The last few days I’ve been poked by my spiritual life. Now that all the frantic busyness of wedding and moving and new studies have settled down into what seems to be the new reality I’m faced with my self, my God, my God with me and myself with others.

A new reality begins in which I feel drawn to discover the spirituality of this life as it happens, honing my strengths and maybe finding a way past the weaknesses so that I might become a better participant in God’s work and with him in the way that he asks.

Maybe this might even mean a return to regular musings on this page.


Early in the morning light a chipmunk decided to walk down the stares, pausing every few steps, watching, listening. A jay visited, for only a brief moment. I was up early again, the first time in a long while, before the sun even hinted at a rise, the calm of the predawn hours a balm to my active soul.

I woke up wanting to read, wanting to read ancient texts. So I did, for a while, slowly sloughing off the dross of the last couple of weeks, my mind feeling like returning to more fruitful fields.

There is a peculiar sense in my soul I have passed yet another marker, a stage in which some of the old is left behind. I stumble around still, but find myself more ready to plunge forward, less interested in that which distracts and more in what fills. This is peculiar because the outward aspects of my life don’t necessarily reveal this inner sense. Many, manifold, are those who more readily show a life pointed towards the eternal. Yet within… that is the measure God takes of us, his concern is not for our actions, desiring we rather spend all our lives within a single room, unproductive, then go out and do wonderful works at the cost of our soul.

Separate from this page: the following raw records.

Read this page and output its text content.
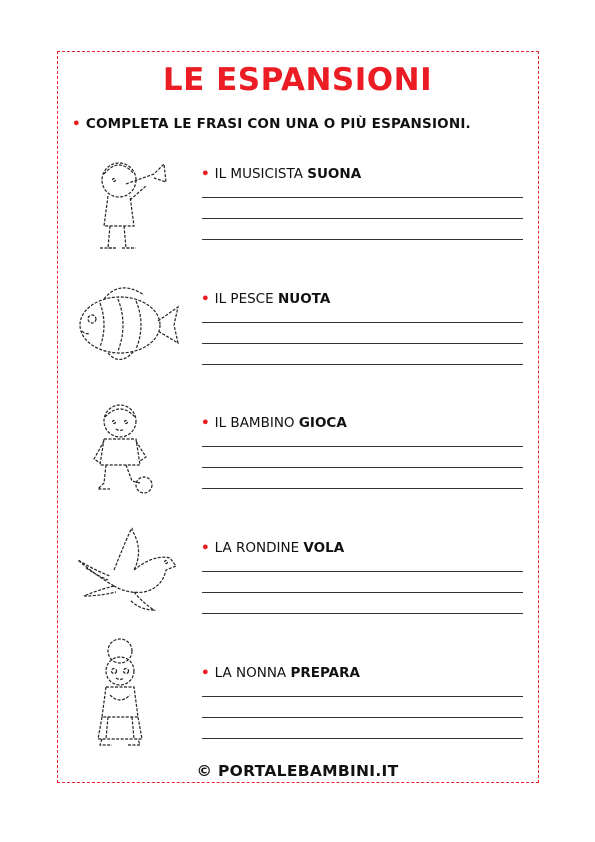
LE ESPANSIONI
• COMPLETA LE FRASI CON UNA O PIÙ ESPANSIONI.
• IL MUSICISTA SUONA
• IL PESCE NUOTA
• IL BAMBINO GIOCA
• LA RONDINE VOLA
• LA NONNA PREPARA
© PORTALEBAMBINI.IT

We mark this life by what we do, who we know, how much influence we can assert over others, over ourselves. God only cares about our heart and how it increasingly reflects his presence. That is a key aspect of shifting our perception to the eternal. What we do becomes a distant second to who we are, knowing that only if we are of God will what we do be of God. Wesley paraphrased, “First God works, then we can work. First God works, then we must work.” God works within, transforming us entirely, to the point where we don’t have to convince ourselves of doing what is right, we don’t have to wrestle with the ethical questions or try and arouse a passion within, instead as Paul said, we can’t not do what is of the Spirit. The goal isn’t the activity, it is the becoming of people who instinctively act in accord with the fluid Spirit, letting our lives and prayers join in a dance together, our worship arising from our being in resonance with the Three-In-One.

For now, though, the dance is awkward, the steps are confusing, the rhythm difficult to master.

This morning it seems, however, like I’ve stepped to a new stage, one I can’t define any better than I could define the previous. I only hope it’s not a remedial class. I’m eager to learn new lessons, though I’m not confident I have yet mastered the old.

Either all of this, or some measure of regained focus feels like I have waded through a rushing stream and am dripping clean.


It’s now 85 degrees in the house. I realized a few years back that it’s at 85 degrees that my brain stops working. It’s not that I’m bothered, or frustrated, or otherwise put off by the heat. It’s just that as I try to do something I realize the brain isn’t working, and consistently that happens at 85 degress.

Of course then I get bothered, frustrated and otherwise put off by the heat.

So, there it is.

Spirituality and weather do in fact go together.